Links from October 2024: GLP-1, dementia, components, LLMs don’t reason, CRDTs, drying weather
With the demise of Omnivore I’m left without a home for links and newsletters. I’m experimenting with a few tools, which includes this: a periodic list of links I’ve read this month, and may want to be able to find again.
GLP-1, dementia and infection, web components, LLMs don’t reason, CRDTs, HPV, message streams, drying weather
Alzheimer’s and Infectious Disease: The Story Continues
We get a shingles vaccination at 65, and it may help protect against dementia. From Science: “There are a number of lines of evidence, such as this study in Wales that uses the 1933 birth date that was a cutoff for receiving the Zostavax vaccine to show that there really does seem to be a significant effect.”
Encephalitis lethargica: the mysterious disease that inspired Awakenings is finally starting to give up some clues
Of interest in that the source of this 1917 epidemic still being hunted.
It takes two to think
A letter to Nature Biotechnology highlights the trick for developing new ideas: talk to someone.
With three or more people, group think and social dynamics kick in; there is an audience to impress. Thus, the ideal group may actually be of a minimal size: two. When working with just one other person, one must remain fully focused as the pair iteratively move the discussion forward. Two people who support each other’s thinking can travel far in their thinking without getting distracted. With just one other person, it is also easier to be at ease and to enjoy the experience — to get into a state of ‘flow’.

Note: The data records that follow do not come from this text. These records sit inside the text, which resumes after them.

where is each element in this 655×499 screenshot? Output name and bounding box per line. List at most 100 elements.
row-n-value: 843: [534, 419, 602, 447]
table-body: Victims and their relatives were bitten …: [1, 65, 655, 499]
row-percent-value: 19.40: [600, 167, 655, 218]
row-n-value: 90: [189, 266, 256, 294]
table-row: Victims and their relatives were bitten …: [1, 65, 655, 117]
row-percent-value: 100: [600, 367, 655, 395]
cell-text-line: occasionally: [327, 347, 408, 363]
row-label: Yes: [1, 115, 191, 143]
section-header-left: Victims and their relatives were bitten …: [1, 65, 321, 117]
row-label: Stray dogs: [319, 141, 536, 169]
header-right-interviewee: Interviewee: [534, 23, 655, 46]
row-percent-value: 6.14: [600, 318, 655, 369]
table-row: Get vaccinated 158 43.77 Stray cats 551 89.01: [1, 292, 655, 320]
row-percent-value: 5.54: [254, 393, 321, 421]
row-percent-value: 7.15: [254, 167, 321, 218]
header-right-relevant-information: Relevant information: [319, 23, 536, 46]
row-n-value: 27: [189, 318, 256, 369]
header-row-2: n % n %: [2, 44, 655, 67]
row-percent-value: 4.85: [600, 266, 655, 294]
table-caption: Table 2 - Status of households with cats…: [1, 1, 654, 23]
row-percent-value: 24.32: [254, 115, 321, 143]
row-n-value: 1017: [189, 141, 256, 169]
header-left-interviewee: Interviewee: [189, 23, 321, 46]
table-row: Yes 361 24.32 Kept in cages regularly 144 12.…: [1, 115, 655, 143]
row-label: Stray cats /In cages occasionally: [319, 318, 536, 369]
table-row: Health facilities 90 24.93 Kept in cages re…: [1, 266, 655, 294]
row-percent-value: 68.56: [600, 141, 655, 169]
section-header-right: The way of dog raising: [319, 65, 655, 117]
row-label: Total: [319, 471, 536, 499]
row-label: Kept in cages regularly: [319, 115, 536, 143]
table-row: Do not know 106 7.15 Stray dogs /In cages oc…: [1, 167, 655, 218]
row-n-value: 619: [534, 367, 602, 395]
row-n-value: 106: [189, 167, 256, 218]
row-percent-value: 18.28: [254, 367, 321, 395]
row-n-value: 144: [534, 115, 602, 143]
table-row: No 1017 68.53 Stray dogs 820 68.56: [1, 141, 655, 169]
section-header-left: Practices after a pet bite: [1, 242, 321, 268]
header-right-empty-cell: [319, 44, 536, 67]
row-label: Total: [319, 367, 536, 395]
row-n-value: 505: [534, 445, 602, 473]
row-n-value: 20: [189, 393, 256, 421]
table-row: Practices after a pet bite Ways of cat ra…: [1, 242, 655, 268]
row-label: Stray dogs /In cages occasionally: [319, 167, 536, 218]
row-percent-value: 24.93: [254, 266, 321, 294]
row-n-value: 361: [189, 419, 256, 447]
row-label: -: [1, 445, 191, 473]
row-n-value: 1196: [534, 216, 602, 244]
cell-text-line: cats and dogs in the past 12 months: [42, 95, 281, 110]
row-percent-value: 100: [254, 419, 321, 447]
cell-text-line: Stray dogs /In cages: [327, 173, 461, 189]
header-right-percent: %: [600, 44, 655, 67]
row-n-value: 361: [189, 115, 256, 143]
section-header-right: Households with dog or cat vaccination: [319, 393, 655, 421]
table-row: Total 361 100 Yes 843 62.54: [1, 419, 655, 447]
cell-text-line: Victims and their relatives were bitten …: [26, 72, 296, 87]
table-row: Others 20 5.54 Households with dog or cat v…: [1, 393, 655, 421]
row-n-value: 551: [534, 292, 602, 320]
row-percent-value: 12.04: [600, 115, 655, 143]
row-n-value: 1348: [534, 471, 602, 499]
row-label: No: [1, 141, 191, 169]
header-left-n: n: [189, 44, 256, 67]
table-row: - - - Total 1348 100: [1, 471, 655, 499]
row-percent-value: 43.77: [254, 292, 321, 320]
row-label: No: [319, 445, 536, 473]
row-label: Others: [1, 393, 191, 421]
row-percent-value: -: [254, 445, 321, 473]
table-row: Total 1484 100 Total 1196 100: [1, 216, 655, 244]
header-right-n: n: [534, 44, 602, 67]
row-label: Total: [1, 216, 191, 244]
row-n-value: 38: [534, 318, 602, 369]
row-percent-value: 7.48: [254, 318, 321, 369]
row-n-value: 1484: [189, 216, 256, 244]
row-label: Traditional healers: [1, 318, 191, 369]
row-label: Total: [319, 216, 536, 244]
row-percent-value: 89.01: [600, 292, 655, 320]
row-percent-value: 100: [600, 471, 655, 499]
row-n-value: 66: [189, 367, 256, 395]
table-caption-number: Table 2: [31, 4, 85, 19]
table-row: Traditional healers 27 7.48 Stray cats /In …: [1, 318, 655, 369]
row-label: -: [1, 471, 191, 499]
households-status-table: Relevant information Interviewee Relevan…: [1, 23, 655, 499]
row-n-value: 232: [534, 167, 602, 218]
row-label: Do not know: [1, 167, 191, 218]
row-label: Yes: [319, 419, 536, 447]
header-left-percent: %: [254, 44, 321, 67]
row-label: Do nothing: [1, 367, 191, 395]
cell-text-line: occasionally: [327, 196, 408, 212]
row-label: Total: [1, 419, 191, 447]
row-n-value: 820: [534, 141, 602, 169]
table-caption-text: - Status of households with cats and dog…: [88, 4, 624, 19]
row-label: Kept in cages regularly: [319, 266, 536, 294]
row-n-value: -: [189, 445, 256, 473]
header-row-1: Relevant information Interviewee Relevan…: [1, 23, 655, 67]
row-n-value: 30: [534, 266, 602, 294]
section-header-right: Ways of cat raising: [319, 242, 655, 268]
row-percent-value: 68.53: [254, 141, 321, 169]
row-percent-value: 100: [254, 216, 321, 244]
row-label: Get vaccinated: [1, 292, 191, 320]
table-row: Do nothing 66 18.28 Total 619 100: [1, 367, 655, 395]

GLP-1s like Ozempic are among the most important drug breakthroughs ever
The Economist on the mania for GLP-1: “The brain has GLP-1 receptors in abundance and, though very little drug seems to be able to cross the blood-brain barrier (the filter that protects the brain from harmful substances), experiments have shown that GLP-1 agonists can nevertheless activate pathways that transmit signals to these receptors deep in the brain. It is unclear exactly how this works…”
GLP-1 For Everything
Post from Science: “It's getting to the point of wondering what GLP-1 agonists aren't good for. […] Has everyone's GLP-1 axis been turned down a bit low compared to the ‘real’ optimum (however you define that)? If so, we're going to kick off some more tough arguments about what it means to be ‘normal’”
HPV vaccine study finds zero cases of cervical cancer among women vaccinated before age 14
Good news: Scotland “has detected no cases of cervical cancer in women born between 1988-1996 who were fully vaccinated against HPV between the ages of 12 and 13.”
LLMs don’t do formal reasoning - and that is a HUGE problem
On the paper from Apple that shows how irrelevant details leads maths reasoning down the wrong path.
Artificial Intelligence Ready CHEmiCal Knowledge-base
“An open platform developed to share large-scale, publicly accessible chemical activity data.” Based on results from DNA-encoded libraries of compounds.
Tidy URL: A simple bookmarklet to tidy up URLs for easy sharing
Good friends remove trackers from links before sharing them.
Everyone has JavaScript, right?
Wrong, for interesting reasons. Links to a GDS post which found 0.9% of of browsers have JavaScript enabled, but still didn’t get the JavaScript from some reason or other.
Shoelace
“A forward-thinking library of web components.” I’ve written and used web components, and they fit well with how I think. This library of pre-built components might be one to try out.
Peritext: A CRDT for Rich-Text Collaboration
I do like a CRDT, and collaborative text editing is a tricky one. This was recommended to me by Dave G as “the latest” in this space.
Iggy.rs — Technology Radar & current goals
And I do like a messaging system, and Iggy is a new one to me: “persistent message streaming platform written in Rust” (alternative to Kafka). It is probably very, very fast indeed.
Laundry Drying Times For BN1
Using the current weather conditions to estimate t-shirt and towel drying times. It’s under Charts/Forecasts > Other Forecasts > Laundry Drying. There are a few apps that do this too. For the science, see the New Zealand's national weather service post: The science of drying - how to be a clothes line ninja.
The 7th annual state of AI report
Just 213 slides: AlphaFold3, Nobel prizes, protein and genome language models, AlphaProteo, LLMs can’t plan, open endedness might be back, programme search via LLMs + GAs, Monte Carlo search + AI, AI scientists, developer interactive chat side-kicks, EU AI act, and lots of business, politics and safety.